According to the Metal Gear Twitter account, the delta symbol in the game's title "fits the concept of the remake project. Delta means 'change' or 'difference' without changing structure", referring to the symbol's use in math and science to mean a change in quantity. Following the reveal, fans jokingly started to call the game "Metal Gear Solid Triangle". The remake reused the voice actors' audio from the original Snake Eater. The game was built on Unreal Engine 5, making it the first Metal Gear game since Kojima Productions' dissolution not to use the publisher's proprietary Fox Engine technology that was last used for Metal Gear Survive.
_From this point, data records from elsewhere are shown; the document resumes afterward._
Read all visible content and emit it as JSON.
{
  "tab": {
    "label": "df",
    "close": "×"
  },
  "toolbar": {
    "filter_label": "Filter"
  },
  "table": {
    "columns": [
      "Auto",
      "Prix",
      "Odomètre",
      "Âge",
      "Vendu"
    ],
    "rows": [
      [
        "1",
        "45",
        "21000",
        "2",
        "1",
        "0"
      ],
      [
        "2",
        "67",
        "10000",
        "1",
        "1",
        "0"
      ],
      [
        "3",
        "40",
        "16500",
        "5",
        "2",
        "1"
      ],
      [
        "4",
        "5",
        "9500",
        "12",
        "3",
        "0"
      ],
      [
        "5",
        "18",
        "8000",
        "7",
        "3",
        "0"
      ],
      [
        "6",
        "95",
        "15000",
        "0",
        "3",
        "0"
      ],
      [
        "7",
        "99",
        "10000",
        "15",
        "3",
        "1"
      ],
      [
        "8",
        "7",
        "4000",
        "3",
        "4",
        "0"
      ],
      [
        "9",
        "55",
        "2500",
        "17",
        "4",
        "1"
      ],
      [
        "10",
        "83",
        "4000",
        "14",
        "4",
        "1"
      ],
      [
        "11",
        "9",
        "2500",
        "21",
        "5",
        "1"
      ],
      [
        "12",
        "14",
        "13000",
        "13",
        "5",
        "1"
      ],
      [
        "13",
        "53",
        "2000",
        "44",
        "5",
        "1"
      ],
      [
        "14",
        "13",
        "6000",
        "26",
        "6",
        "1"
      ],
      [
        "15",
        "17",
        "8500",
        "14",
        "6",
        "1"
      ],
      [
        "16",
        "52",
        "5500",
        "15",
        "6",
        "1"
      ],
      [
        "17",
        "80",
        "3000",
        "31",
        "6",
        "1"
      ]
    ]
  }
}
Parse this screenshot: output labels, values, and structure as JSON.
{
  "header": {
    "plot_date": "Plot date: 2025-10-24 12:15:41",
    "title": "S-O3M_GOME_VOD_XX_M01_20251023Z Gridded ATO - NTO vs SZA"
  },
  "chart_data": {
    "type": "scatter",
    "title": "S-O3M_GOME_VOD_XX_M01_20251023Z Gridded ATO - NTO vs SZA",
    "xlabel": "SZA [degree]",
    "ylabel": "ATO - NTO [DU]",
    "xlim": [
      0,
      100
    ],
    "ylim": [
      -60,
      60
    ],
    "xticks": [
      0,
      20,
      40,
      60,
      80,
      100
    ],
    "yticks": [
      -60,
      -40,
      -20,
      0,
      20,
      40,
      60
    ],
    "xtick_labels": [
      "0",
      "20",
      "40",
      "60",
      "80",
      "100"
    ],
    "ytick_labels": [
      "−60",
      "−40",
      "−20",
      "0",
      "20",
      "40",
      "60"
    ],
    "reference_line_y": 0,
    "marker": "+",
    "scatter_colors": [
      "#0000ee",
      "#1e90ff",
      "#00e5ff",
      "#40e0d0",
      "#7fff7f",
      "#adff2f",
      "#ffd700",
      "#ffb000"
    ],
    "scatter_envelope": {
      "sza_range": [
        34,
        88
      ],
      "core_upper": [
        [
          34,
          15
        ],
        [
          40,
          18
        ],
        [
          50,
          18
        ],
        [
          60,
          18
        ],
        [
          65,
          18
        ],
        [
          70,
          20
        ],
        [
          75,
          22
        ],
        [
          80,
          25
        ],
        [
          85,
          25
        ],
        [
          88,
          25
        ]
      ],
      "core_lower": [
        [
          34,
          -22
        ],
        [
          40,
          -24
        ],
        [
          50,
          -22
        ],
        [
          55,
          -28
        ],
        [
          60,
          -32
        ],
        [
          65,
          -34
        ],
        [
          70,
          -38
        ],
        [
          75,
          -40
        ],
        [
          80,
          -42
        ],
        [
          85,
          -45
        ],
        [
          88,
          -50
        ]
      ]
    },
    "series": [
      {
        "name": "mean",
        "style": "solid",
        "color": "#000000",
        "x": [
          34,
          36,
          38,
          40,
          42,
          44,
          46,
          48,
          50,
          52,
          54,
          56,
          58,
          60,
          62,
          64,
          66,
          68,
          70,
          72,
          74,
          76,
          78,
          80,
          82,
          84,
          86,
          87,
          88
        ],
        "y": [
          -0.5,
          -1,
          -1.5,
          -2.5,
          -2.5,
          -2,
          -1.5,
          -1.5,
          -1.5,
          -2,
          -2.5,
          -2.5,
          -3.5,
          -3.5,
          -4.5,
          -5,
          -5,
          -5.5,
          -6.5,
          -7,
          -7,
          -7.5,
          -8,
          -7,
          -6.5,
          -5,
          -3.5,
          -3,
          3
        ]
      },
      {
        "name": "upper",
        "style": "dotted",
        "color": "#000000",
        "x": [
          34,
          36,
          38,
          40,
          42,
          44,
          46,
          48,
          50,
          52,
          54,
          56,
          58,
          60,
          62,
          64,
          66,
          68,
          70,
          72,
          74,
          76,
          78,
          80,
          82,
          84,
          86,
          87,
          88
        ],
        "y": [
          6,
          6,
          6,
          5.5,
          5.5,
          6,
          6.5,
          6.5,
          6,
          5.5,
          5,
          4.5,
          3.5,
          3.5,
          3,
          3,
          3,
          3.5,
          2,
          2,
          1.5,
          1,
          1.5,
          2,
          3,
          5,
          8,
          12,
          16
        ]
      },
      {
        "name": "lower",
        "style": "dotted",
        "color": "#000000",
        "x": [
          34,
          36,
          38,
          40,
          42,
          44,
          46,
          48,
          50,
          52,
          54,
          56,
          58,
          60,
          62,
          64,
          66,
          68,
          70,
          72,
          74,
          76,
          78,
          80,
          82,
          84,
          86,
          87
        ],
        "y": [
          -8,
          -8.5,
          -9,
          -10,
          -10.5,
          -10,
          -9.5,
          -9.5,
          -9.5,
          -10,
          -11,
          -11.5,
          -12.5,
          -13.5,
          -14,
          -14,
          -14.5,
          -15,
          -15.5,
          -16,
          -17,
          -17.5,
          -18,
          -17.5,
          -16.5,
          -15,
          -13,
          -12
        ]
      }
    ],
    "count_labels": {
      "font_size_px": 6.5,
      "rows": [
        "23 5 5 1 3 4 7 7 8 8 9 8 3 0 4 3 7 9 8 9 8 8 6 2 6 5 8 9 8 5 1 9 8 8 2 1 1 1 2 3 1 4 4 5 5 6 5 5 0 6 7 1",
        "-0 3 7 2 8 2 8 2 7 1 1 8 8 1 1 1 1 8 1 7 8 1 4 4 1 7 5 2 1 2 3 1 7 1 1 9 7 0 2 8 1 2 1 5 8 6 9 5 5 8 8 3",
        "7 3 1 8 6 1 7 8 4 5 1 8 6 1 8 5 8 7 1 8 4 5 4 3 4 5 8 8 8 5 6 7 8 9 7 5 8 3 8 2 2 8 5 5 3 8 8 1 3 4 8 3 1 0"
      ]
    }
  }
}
On August 22, Konami announced via the Metal Gear Twitter account that PlatinumGames, developer of Metal Gear Rising: Revengeance (2013), developed the remade "Guy Savage" mode of Delta.

Metal Gear Solid Delta: Snake Eater was released for PlayStation 5, Windows and Xbox Series X/S on August 28, 2025. Alongside the standard edition of the game, a Deluxe Edition and Collector's Edition for both consoles are set to be distributed. Both editions will come with a special SteelBook case with the original Japanese key art for Snake Eater featuring Naked Snake and the Boss drawn by Yoji Shinkawa, as well as a custom FOX patch and vouchers for additional downloadable content (DLC). The Deluxe Edition also comes with a custom metal and enamel keychain and a clamshell case with special art cards. The Collector's Edition is bundled with a second patch referencing Snake's HALO jump in the game's opening sequence, a replica key card based on the ones used to access new areas in the game, and a "Terrarium Diorama" of the tree in the Dremuchij region with Snake's backpack. A separate Collector's Edition is set for release in EMEA regions.

== Reception ==

=== Critical reception ===

Metal Gear Solid Delta: Snake Eater received "generally favorable" reviews from critics, according to review aggregator website Metacritic.

Writing in Rolling Stone, Christopher Cruz mostly praised the game, but criticized it for adhering too closely to the original, finding that unlike the 2024 remake of the 2001 game Silent Hill 2, "Delta doesn't fundamentally change the game or make it feel new. In fact, it feels especially old in ways both good and bad...", stating that players' familiarity with the original would determine how much they would enjoy the remake. Cruz concluded his review by writing that "[f]or now, we're left to dine on reheated leftovers."

Aggregate scores
| Aggregator | Score |
|---|---|
| Metacritic | (PC) 83/100 (PS5) 85/100 (XSXS) 83/100 |
| OpenCritic | 89% recommended |

Review scores
| Publication | Score |
|---|---|
| Digital Trends | 4/5 |
| Eurogamer | 5/5 |
| Game Informer | 9/10 |
| GameSpot | 9/10 |
| GamesRadar+ | 4/5 |
| Hardcore Gamer | 4.5/5 |
| IGN | 8/10 |
| NME | 4/5 |
| PC Gamer (US) | 87/100 |
| PCGamesN | 9/10 |
| Push Square | 9/10 |
| Shacknews | 9/10 |
| The Guardian | 4/5 |
| Video Games Chronicle | 4/5 |
| VG247 | 4/5 |
| VideoGamer.com | 8/10 |

=== Sales ===
In Japan, 63,585 physical units of the PlayStation 5 version of Metal Gear Solid Delta: Snake Eater were sold within its first week of release, making it the best-selling retail game of the week in the country. Konami announced that global physical shipments and digital sales surpassed one million units within the first 24 hours of the game's release. By March 2026, Metal Gear Solid Delta: Snake Eater had sold over two million copies worldwide.

=== Awards ===
At the Golden Joystick Awards 2025, the game was nominated for Best Remake/Remaster.